Danish noblewoman and royal mistress

Anne Lykke (30 April 1595 – 1641) was a Danish noblewoman and royal mistress of Christian, Prince Elect of Denmark.

==Early life==
Anne Henriksdatter Lykke was born into one of Denmark's more prosperous noble families. She was the daughter of the noble statesman Henrik Lykke (1555–1611) and Karen Frandsdatter Banner (1559–1616). She was born at Vordingborg Castle, where her father was sheriff. During 1615, Anne married nobleman Cai Rantzau (1591–1623), governor of several royal palaces. In 1616, her only child, daughter Sophie, (1616–1635) was born at Copenhagen Castle where Rantzau was sheriff. In 1621, Rantzau was appointed General Commissioner of war for Danish troops in Holstein. He died in 1623, when Anne was 27 years of age. Following his death, Anne took over the administration of the tenancies until the accounts had been settled.

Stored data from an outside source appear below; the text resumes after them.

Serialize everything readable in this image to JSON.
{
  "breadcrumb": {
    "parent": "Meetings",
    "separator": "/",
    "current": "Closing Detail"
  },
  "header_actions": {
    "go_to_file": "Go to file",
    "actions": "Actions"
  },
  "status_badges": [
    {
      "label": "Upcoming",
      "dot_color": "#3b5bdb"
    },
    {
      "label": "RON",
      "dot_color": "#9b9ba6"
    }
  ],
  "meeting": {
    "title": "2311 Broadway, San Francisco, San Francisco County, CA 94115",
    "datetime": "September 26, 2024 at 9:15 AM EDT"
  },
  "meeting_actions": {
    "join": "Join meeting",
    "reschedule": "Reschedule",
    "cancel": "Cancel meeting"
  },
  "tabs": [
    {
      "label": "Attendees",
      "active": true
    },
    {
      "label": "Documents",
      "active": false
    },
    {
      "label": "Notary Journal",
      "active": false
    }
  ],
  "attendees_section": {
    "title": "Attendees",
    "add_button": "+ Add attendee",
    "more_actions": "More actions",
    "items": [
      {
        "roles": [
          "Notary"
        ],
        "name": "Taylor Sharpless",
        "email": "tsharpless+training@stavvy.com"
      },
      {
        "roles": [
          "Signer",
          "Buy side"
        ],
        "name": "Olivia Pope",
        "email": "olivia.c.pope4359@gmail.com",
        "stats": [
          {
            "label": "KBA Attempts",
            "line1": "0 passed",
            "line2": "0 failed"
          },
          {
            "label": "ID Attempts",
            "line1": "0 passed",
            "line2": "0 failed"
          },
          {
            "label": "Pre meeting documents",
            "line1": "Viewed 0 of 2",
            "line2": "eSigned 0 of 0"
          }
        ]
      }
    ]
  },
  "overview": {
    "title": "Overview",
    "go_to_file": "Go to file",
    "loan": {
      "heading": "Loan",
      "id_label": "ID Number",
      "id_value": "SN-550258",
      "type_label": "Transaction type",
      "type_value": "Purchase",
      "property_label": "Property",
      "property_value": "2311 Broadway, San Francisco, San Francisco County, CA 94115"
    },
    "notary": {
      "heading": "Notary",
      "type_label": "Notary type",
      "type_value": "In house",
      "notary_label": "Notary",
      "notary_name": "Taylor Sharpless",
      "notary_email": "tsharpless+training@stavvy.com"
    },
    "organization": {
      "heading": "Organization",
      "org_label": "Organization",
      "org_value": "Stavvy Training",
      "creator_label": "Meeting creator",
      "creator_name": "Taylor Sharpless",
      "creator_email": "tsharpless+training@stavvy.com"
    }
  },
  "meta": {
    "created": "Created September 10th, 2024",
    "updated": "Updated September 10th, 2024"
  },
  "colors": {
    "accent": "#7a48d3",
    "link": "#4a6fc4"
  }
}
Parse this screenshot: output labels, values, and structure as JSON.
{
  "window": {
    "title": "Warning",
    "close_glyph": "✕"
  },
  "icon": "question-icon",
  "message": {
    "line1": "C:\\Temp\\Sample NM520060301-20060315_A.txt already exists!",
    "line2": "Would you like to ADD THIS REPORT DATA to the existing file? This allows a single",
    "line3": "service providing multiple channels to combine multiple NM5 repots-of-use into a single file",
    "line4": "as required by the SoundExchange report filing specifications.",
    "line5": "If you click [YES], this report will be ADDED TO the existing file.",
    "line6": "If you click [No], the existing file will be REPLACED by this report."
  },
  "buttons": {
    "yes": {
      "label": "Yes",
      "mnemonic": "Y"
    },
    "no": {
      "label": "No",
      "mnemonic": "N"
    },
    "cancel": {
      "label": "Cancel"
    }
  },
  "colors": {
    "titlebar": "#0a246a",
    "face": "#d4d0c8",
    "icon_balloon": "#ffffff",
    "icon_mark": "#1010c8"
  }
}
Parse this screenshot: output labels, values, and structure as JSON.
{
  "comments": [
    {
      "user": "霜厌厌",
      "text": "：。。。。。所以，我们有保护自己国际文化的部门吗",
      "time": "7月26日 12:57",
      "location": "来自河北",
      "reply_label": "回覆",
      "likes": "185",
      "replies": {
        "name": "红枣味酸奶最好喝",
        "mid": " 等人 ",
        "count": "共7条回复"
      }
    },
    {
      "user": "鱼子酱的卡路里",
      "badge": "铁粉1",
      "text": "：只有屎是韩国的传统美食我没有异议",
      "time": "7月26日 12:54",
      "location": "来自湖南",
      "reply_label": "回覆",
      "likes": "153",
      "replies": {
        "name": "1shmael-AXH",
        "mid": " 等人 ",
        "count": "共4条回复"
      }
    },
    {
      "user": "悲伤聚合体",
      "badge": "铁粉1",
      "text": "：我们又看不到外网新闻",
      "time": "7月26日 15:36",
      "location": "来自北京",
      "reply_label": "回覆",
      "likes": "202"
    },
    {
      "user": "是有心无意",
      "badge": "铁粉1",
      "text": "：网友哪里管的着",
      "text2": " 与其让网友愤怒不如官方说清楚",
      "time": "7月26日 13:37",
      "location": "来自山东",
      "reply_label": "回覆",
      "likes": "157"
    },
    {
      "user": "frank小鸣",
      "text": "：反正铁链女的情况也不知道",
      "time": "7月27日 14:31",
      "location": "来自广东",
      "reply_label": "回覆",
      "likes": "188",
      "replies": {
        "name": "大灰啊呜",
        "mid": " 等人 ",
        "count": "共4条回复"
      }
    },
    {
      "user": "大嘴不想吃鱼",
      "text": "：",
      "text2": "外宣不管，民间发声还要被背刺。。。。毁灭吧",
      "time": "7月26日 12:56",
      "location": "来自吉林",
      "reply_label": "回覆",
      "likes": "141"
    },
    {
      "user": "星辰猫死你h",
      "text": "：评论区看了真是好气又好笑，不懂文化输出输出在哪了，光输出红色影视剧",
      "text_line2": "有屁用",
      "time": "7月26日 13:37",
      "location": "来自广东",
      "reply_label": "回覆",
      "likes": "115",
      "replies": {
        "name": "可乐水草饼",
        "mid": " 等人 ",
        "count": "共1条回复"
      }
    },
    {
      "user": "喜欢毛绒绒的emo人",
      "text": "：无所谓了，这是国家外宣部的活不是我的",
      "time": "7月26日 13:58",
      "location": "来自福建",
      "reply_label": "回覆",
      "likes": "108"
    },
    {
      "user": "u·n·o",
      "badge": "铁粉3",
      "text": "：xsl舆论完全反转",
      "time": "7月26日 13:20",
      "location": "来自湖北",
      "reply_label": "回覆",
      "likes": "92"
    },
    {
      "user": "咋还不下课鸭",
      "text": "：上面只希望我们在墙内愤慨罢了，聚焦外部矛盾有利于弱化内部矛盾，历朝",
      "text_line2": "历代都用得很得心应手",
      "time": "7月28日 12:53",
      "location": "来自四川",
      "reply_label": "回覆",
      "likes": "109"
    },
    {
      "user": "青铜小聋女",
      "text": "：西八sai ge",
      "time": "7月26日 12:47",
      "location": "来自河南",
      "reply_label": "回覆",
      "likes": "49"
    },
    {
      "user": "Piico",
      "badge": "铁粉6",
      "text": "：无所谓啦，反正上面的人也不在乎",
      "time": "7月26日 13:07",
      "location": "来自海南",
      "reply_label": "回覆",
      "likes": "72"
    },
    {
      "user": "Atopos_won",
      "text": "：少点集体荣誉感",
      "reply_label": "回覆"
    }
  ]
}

==Relation with Prince Christian==
During May 1625, King Christian IV of Denmark embarked on a military campaign which was later known in Denmark and Norway as The Emperor War (Kejserkrigen). With King Christian commanding on the battlefield, Prince Christian was installed as acting head of government. During 1626, Anne was arrested by order of King Christian, who thought the influence she had on his son made his son incapable of ruling while the king was abroad. Anne abducted in Nyborg, arrested and sent to the Bohus Fortress. The arrest caused a conflict between the monarch and the noble council of state since it was a clear breach of the law to imprison a noble without trial. She refused to accept the king's initial terms for her release. The king accused her of having hired a witch, Lamme Heine, to harm him. He planned to have her put on trial for sorcery. During the summer of 1627, the trial was prevented because of the German invasion. Both Johann Tserclaes, Count of Tilly and Albrecht von Wallenstein had occupied the duchies and the whole peninsula of Jutland. There was also opposition and intervention of powerful people in Denmark, including the king's own mother, Queen Dowager Sophie. In 1628, Anne was released with the condition that she accept house arrest on her estate.

==Later life==
In 1629, Anne married the wealthy nobleman Knud Ulfeldt (1600–1646), the son of Chancellor of the Realm Jacob Ulfeldt. Knud Ulfeldt lost his position of marshal of the court and only after Anne's death in 1641 did he return as Lord Chamberlain.